For the second year in a row, Senate Democratic Leader Chris Smith will try to amend Florida's controversial Stand Your Ground law.
Smith's proposal, SB 122, would prevent individuals from initiating or "unreasonably escalating" a deadly conflict -- and then claiming immunity from prosecution under the self-defense law. Immunity would also be denied to individuals who left a place of safety or chased someone down.
"The ‘Last Man Standing’ escape hatch would finally close with the passage of this legislation,” Smith wrote in a press release.
Additionally, Smith's proposal has language requiring sheriffs and municipal police departments to craft guidelines on neighborhood watch programs.

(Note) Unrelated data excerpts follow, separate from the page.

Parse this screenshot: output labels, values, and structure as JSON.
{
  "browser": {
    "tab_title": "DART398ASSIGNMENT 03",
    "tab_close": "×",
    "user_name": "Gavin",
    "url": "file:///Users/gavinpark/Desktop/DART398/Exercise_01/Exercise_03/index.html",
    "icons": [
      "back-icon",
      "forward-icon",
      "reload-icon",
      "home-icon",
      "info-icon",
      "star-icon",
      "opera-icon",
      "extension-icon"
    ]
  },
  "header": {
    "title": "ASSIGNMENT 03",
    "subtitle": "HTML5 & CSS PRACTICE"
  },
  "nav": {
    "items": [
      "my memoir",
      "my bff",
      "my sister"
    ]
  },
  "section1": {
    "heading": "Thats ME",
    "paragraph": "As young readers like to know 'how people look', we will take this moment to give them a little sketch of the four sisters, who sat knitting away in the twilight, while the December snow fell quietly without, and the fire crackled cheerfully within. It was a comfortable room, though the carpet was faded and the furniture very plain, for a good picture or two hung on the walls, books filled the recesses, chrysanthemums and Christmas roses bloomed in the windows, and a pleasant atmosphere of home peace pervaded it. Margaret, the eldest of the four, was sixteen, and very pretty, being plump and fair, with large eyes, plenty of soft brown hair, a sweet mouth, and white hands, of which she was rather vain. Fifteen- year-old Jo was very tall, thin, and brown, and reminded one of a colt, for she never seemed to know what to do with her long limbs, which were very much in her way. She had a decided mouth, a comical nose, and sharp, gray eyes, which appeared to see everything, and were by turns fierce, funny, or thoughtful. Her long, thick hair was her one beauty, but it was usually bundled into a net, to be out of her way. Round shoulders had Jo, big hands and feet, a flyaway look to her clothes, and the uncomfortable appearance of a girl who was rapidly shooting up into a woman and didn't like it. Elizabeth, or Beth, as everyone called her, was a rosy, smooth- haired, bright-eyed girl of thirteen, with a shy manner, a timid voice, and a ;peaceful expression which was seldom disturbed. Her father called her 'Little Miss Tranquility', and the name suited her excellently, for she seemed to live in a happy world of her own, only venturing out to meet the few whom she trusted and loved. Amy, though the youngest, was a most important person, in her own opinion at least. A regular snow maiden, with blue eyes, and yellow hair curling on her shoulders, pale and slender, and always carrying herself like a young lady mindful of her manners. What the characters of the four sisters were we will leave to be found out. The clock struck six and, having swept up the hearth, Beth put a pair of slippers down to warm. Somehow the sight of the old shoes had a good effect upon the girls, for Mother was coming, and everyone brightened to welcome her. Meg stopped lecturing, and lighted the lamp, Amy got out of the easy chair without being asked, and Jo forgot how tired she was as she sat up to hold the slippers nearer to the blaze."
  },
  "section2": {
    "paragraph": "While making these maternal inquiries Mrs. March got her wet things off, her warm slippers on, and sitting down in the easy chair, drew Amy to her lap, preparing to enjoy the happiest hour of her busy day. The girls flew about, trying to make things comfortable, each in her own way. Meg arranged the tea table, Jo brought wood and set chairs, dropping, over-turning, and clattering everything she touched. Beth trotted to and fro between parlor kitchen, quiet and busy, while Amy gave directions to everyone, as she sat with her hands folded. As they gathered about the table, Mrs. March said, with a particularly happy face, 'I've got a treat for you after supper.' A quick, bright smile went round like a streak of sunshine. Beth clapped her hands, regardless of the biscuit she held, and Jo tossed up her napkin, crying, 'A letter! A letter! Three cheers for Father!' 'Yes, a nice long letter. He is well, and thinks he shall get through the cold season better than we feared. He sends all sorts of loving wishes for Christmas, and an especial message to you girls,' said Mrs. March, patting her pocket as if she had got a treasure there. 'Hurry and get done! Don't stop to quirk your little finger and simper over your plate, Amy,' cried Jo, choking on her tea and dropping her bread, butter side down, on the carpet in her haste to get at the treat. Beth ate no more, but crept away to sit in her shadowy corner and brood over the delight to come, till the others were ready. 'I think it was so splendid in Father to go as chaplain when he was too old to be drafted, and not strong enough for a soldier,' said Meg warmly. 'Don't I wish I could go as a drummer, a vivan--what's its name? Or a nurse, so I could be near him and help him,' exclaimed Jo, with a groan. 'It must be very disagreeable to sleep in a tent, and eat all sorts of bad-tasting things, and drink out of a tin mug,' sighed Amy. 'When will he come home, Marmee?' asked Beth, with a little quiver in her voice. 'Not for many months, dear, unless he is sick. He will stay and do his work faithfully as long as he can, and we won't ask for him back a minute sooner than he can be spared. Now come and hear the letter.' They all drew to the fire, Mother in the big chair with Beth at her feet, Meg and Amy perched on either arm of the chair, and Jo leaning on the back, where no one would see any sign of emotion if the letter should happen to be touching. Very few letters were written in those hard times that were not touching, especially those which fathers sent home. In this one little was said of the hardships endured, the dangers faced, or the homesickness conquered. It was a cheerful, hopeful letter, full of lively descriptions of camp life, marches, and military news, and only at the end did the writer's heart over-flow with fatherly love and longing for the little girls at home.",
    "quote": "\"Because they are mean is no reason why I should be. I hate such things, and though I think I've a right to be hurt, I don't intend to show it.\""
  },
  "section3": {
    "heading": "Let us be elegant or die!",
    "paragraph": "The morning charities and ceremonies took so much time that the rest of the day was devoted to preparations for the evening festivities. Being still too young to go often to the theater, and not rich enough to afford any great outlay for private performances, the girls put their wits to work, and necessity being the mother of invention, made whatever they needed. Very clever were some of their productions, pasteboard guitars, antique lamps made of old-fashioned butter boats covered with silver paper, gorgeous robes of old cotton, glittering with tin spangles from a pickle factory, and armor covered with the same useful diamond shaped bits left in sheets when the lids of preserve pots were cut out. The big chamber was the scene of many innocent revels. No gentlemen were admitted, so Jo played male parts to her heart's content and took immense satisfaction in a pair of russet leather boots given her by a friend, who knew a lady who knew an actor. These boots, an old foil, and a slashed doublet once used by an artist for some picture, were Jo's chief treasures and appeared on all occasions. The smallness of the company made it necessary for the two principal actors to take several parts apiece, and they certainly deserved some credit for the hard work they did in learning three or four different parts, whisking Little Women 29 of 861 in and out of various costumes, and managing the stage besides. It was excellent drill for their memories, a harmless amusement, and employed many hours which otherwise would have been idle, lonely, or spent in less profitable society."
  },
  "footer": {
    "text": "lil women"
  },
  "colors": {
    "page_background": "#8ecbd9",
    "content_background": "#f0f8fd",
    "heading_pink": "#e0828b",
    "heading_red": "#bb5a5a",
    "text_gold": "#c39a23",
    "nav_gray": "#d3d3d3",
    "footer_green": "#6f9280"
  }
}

From the bill text: "The guidelines must include, but not be limited to, prohibiting a neighborhood crime watch patrol participant who is on patrol from confronting or attempting to apprehend a person suspected of improper or unlawful activity except in those circumstances in which a reasonable person would be permitted, authorized, or expected to assist another person."
That language, of course, is a reference to Sanford neighborhood watch volunteer George Zimmerman, who fatally shot an unarmed Trayvon Martin in 2012. Zimmerman was found not guilty of second-degree murder earlier this year.
Smith said the Stand Your Ground law had a "troubled track record in Florida" long before the shooting in Sanford.
"This law is neither working as intended nor protecting those it was intended to protect," Smith said. "Unless the critics are comfortable with continuing to give deadly aggressors a free pass from prosecution, these long overdue and reasonable changes need to be made.”